En visite à la ferme Delpy, exploitation familiale installée depuis 1920, le député du Lot Christophe Proença a souhaité promouvoir les exploitations agricoles familiales porteuses de polycultures, tout en mettant en lumière la filière asperge, emblématique des vallées de la Dordogne et du Lot, et en alertant sur les fragilités économiques qui pèsent sur ces productions. Nichée au bord de la Dordogne, au pied du pont de Carennac, la ferme Delpy incarne un modèle agricole profondément enraciné dans le territoire. Depuis cinq générations, sur près de 40 hectares, asperges, fruits, légumes, lentilles, céréales et noyeraies y sont cultivés de manière raisonnée. À sa tête depuis 1986, Jean-Pierre Delpy a fait évoluer l’exploitation, en donnant aujourd’hui une place centrale à l’asperge, culture exigeante qui fait vivre de nombreuses familles dans le territoire.
« Derrière chaque botte d’asperges, il y a des femmes et des hommes, des savoir-faire et un équilibre économique fragile. Rien n’est acquis : même nos productions emblématiques doivent être défendues », souligne Christophe Proença. Une réalité d’autant plus visible en cette saison, marquée par un démarrage lent puis un épisode de forte chaleur ayant entraîné une surproduction et une chute brutale des prix. « Nos agriculteurs font face à une équation de plus en plus difficile : hausse des charges – carburant, engrais, eau – et prix de vente incertains. On ne peut plus leur demander de travailler sans visibilité », alerte le député.

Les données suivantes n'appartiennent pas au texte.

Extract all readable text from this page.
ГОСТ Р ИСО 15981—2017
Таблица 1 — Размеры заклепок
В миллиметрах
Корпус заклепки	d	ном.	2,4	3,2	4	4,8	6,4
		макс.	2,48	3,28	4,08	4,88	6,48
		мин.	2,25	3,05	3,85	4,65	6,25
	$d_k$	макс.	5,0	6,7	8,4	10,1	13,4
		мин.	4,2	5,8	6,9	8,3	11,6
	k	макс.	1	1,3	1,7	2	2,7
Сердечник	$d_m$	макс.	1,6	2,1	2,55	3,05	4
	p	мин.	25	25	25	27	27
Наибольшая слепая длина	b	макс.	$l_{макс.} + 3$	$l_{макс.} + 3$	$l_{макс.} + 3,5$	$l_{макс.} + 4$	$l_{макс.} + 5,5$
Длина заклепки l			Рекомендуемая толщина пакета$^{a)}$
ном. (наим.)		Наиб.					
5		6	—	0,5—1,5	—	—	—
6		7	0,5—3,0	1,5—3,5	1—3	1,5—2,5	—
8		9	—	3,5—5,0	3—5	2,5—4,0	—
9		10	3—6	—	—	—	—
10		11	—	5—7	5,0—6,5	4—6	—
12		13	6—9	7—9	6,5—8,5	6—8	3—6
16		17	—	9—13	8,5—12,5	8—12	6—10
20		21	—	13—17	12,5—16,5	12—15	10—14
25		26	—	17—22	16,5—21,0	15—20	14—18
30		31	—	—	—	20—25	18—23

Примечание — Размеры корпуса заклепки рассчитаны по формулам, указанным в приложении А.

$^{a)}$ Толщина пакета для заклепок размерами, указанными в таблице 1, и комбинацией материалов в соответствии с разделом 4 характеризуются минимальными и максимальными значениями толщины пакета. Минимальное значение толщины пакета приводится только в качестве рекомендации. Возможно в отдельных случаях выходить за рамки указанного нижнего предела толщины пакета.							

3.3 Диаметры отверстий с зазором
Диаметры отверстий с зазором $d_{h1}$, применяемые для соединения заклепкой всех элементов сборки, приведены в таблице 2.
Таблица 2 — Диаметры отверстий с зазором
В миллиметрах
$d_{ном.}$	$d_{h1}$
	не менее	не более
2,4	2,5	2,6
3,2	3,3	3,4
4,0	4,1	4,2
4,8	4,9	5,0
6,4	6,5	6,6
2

Dans ce contexte, la vente directe pratiquée à la ferme Delpy apporte une certaine stabilité, sans pour autant compenser les aléas structurels auxquels sont confrontées les exploitations : hausse des coûts, concurrence internationale et enjeux de rémunération et d’attractivité du métier agricole, qui interrogent aussi l’avenir et le renouvellement des filières. « Produire sans connaître le prix de son travail à l’avance reste une réalité pour de nombreux agriculteurs. C’est une singularité qui doit nous interroger collectivement », ajoute Christophe Proença.
Au-delà du constat, cette visite s’inscrit dans une volonté de construire des politiques publiques au plus près du terrain. « Aucune production n’est acquise. Si nous voulons continuer à vivre dans un territoire riche de ses cultures emblématiques, nous devons être vigilants, à l’écoute, et agir pour accompagner celles et ceux qui les font vivre », conclut-il.